In summary, OOP expenses are of great concern for cancer patients. As documented by prior research, high OOP expenses can lead to delayed filling of prescriptions, skipping doses of medications risking negative clinical outcomes, and to bankruptcy of cancer patients [7,8,9]. Patients and physicians need to talk about OOP expenses [10, 11], however major barriers to those conversations exist, including lack of information on actual patient OOP costs given their insurance benefit type, and, for patients in high-deductible plans, where they are in meeting their annual deductible [12]. Like elsewhere [3, 13, 14], the navigator is key to conversations about OOP costs in the community oncology practice we studied.
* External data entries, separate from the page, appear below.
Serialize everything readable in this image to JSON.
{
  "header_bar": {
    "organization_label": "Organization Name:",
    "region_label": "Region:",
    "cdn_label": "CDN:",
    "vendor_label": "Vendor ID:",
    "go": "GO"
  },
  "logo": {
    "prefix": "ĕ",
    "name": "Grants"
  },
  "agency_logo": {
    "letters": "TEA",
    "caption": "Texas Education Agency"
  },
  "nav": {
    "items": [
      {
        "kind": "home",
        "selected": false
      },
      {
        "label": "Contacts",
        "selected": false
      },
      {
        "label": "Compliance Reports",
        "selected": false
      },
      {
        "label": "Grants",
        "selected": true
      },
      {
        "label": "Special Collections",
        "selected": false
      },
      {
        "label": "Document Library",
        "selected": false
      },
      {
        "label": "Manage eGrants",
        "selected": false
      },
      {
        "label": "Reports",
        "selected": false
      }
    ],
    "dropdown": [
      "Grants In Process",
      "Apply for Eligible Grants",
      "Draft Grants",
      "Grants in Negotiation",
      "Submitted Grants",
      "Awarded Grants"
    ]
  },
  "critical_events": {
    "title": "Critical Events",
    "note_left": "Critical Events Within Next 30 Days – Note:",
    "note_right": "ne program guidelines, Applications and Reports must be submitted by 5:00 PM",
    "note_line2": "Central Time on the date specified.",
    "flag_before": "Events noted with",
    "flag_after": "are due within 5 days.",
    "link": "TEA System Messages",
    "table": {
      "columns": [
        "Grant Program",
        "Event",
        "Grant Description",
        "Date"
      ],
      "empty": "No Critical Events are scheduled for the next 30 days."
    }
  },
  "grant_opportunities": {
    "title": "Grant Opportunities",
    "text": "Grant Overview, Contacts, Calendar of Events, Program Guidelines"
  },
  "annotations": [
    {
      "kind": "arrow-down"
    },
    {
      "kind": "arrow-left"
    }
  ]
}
Existing value frameworks are not designed for use in the real-world patient–oncologist–navigator interactions. Even though oncologists showed general interest in using value frameworks to select treatments, they found the current presentation and information in the ASCO and NCCN frameworks insufficient. In addition, value comparisons of alternative treatments where they exist, e.g. injectable treatments [15] with lower OOP burden than oral anticancer medicines [16], are not considered in current value frameworks.

To facilitate discussion of OOP costs in cancer treatment selection, better tools are needed that inform decision making of patients, oncologists, and financial navigators. Such tools should provide comparative clinical and cost information, including patient OOP expenses given insurance coverage at the point of prescribing; they should come from trusted independent organizations and be accompanied by hands-on training in their use for providers and financial navigators.